Edited from: The Huffington Post
By: Jeffrey Ansloos, registered psychologist and assistant professor at the School of Child and Youth Care, University of Victoria
In March 2016, the community of Attawapiskat, Canada, like many other indigenous communities across Canada, experienced surging rates of youth suicide. Thirteen youth died by suicide and 25 others attempted in a community of approximately 2000 people. Indigenous rights advocate and MP for Attawapiskat, Charlie Angus requested an emergency session of Parliament in April 2016. The minister of youth did not attend, and the next day when asked about Attawapiskat, he expressed condolences before pivoting to questions on pipelines.

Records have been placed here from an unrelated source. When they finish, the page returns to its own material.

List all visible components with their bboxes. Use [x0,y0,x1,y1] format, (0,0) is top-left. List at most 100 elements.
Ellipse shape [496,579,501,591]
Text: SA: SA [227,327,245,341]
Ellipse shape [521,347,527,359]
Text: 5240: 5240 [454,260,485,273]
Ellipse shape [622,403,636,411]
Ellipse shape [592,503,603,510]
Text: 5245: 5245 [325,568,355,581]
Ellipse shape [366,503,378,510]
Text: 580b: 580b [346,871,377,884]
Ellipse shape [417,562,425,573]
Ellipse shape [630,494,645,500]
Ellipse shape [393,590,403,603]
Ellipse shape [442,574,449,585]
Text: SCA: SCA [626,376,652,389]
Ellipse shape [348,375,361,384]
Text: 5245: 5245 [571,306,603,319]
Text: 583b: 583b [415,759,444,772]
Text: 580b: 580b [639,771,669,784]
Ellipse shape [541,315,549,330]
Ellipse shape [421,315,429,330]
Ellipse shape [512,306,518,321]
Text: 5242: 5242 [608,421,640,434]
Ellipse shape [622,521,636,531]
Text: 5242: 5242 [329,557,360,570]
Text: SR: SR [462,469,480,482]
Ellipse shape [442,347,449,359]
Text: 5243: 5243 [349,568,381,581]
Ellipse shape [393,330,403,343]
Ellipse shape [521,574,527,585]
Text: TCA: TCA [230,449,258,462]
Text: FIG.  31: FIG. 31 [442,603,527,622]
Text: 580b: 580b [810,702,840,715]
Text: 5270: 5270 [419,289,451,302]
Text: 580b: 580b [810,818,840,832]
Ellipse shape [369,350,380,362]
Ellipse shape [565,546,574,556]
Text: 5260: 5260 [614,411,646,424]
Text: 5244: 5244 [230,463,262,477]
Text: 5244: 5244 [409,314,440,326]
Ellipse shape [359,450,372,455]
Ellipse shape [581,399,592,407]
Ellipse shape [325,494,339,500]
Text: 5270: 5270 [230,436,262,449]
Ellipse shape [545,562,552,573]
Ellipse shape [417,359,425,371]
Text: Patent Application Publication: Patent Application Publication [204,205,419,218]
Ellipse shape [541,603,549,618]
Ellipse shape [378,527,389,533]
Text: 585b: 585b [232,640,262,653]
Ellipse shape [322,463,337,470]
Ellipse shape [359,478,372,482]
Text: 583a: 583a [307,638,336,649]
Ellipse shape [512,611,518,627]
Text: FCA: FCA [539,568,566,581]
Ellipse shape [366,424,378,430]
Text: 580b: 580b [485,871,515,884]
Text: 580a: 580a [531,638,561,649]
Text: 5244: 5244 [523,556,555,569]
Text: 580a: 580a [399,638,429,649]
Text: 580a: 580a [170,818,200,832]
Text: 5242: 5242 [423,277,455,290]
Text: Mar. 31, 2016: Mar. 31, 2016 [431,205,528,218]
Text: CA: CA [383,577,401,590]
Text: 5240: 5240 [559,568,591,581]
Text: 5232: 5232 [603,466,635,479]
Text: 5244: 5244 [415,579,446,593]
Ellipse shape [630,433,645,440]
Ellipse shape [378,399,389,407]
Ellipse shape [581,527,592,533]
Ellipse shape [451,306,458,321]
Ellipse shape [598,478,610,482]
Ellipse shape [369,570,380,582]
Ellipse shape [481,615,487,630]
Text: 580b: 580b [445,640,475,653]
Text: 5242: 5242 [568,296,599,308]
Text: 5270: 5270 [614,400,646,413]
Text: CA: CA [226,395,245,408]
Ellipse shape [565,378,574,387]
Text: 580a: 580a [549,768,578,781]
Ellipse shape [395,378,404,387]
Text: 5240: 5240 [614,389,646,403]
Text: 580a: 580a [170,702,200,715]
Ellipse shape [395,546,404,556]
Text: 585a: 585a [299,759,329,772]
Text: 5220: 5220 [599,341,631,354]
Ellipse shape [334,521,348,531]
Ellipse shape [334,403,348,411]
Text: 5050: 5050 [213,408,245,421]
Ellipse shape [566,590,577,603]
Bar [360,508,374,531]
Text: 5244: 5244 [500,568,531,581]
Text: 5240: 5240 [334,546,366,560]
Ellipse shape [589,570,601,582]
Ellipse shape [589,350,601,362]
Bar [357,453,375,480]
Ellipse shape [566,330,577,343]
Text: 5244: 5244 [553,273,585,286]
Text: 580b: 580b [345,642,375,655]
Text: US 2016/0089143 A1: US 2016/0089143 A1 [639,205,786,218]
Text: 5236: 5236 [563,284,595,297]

The emergency debate did result in some positive outcomes. For a moment, the debate seemed to wake up Canadians. In a social media driven society still struggling with the residue of settler-colonialism, it is easy for people to become numb to the numbers. But this extraordinary debate not only awakened Canada, but garnered global attention on the issue of indigenous youth suicide.
The greater policy issue here is that suicide prevention is not a one portfolio issue, it is not just about health. It extends across all almost every aspect of relationship between indigenous peoples and the Canadian government. Suicide isn’t a new problem, it has been studied now for decades in Canada and in the United States, and by researchers in many fields.
Critical research in suicidology advocates for approaches to indigenous youth suicide prevention where indigenous youth are seen as critical partners, with real political power. When indigenous youth struggling with multiple barriers and intersecting forms of discrimination showed up they expected better. Instead they were chided when they protested environmental degradation.
So rather than telling tall tales about canoe storage, TVs, and greedy chiefs, it is high time for Justin Trudeau and his government AND the United Stated government to sit down, and deliver to indigenous youth real proof that their lives matter. Indigenous & Native American youth can’t wait. Time is up.